In 2012, running against the incumbent Obama, former Governor Mitt Romney said, “We should employ any and all measures” against Iran, and extended the “on the table” metaphor curiously, “We are considering military options and they’re not just on the table; they are in our hand.”[8]
Such talk is routine and carries no stigma in Washington. It is instead a threshold, an unwritten requirement for political elites to a consider a candidate to be “presidential material.”
Paul Ryder has been research assistant to attorney Leonard Weinglass, Pentagon Papers Legal Defense; national staff, Indochina Peace Campaign; policy director for Ohio Governor Richard Celeste; and organizing director for Ohio Citizen Action. He is the principal author and editor of “The Good Neighbor Campaign Handbook” (2006) and co-editor with Susan Wind Early of “Tom Hayden on Social Movements” (2019). pryder888@gmail.com.
Notes
[1] H.R. Haldeman, The Ends of Power (1978), p. 83.
[2] William Burr and Jeffrey Kimball, Nixon’s Nuclear Specter (2015), p. 256.
[3] Richard Nixon, RN: The Memoirs of Richard Nixon, Volume I (1978), p. 491.
[4] Seymour Hersh, The Price of Power: Kissinger in the Nixon White House (1983), p.134n.
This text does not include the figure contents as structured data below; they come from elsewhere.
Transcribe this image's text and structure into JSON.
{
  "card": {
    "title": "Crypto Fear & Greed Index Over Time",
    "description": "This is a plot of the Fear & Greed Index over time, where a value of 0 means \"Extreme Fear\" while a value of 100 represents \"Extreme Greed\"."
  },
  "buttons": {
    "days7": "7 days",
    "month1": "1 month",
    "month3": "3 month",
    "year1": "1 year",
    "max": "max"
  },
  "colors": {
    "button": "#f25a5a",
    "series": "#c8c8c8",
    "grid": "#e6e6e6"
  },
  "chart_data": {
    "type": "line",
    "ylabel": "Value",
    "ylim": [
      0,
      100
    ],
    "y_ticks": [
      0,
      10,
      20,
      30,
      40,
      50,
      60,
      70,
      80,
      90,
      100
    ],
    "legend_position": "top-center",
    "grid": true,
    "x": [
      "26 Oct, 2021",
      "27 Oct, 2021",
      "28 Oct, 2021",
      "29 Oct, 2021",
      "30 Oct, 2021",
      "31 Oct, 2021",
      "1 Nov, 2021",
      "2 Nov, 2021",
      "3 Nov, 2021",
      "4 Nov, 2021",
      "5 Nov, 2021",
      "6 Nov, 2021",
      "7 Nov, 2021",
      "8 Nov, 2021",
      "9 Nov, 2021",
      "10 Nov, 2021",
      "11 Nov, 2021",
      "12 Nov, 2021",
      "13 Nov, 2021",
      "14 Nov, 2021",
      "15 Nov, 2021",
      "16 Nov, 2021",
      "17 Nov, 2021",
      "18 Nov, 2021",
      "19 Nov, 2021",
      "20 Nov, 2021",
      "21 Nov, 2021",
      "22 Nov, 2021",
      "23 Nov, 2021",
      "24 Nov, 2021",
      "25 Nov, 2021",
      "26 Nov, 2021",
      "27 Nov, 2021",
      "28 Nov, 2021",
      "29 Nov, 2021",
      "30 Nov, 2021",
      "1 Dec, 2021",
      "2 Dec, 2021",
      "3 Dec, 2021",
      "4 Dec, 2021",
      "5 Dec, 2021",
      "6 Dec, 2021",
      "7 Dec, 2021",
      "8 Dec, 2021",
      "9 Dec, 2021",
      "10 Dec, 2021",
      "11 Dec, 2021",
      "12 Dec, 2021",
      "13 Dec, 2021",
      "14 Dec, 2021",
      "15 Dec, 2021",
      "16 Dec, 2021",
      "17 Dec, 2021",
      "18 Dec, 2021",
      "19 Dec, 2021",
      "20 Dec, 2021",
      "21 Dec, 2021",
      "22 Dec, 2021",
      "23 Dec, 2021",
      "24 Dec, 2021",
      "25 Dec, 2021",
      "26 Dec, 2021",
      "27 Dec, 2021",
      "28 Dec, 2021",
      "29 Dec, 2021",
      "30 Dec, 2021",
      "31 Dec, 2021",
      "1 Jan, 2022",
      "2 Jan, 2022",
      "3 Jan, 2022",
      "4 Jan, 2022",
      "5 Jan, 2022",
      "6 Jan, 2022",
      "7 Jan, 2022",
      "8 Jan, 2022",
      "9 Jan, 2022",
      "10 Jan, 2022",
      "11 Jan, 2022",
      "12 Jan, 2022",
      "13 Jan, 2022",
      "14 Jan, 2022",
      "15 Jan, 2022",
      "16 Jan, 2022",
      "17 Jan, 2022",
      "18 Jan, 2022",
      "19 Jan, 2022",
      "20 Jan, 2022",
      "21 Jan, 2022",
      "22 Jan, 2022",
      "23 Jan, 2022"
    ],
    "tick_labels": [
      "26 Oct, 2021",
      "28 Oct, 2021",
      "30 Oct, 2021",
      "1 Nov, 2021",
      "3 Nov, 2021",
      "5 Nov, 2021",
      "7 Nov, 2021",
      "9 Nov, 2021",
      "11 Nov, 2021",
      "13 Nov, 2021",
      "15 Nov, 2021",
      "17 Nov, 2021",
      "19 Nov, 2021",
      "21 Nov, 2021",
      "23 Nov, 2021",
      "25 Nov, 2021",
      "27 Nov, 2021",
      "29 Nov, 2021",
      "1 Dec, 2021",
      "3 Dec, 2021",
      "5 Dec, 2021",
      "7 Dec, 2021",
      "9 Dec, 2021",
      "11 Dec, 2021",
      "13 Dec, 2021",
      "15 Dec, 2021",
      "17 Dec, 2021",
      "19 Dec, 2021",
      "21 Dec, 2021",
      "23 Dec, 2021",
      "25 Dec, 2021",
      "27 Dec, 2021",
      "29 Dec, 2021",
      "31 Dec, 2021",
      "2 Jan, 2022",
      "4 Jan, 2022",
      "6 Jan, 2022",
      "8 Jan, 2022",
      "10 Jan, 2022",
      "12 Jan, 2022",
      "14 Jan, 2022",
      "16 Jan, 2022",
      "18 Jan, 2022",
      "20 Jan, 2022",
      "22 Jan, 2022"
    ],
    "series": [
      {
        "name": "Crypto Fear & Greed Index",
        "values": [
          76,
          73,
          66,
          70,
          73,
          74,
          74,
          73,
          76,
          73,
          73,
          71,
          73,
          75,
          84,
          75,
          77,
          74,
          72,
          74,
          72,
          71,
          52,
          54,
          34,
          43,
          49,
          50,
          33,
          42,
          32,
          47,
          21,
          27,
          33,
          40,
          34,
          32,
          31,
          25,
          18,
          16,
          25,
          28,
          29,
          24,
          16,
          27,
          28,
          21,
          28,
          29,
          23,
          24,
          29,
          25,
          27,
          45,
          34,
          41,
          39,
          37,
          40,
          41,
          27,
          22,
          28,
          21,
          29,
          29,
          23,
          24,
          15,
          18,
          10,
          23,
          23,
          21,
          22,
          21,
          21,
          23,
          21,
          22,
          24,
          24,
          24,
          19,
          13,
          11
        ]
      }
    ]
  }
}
[5] Henry Kissinger, Ending the Vietnam War: A History of America’s Involvement in and Extrication from the Vietnam War (2003), p. 275.
[6] Nixon, Memoirs, p. 488
[7] American Presidency Project, University of California Santa Barbara, Richard Nixon’s Informal Remarks in Guam with Newsmen, July 25, 1969, p. 8
[8] “Romney talks tough on Iran during visit to Israel,” Steve Holland, Reuters, July 28, 2012; “Why Bombing Iran Would Mean Invading Iran,” Robert Wright, The Atlantic, March 1, 2012.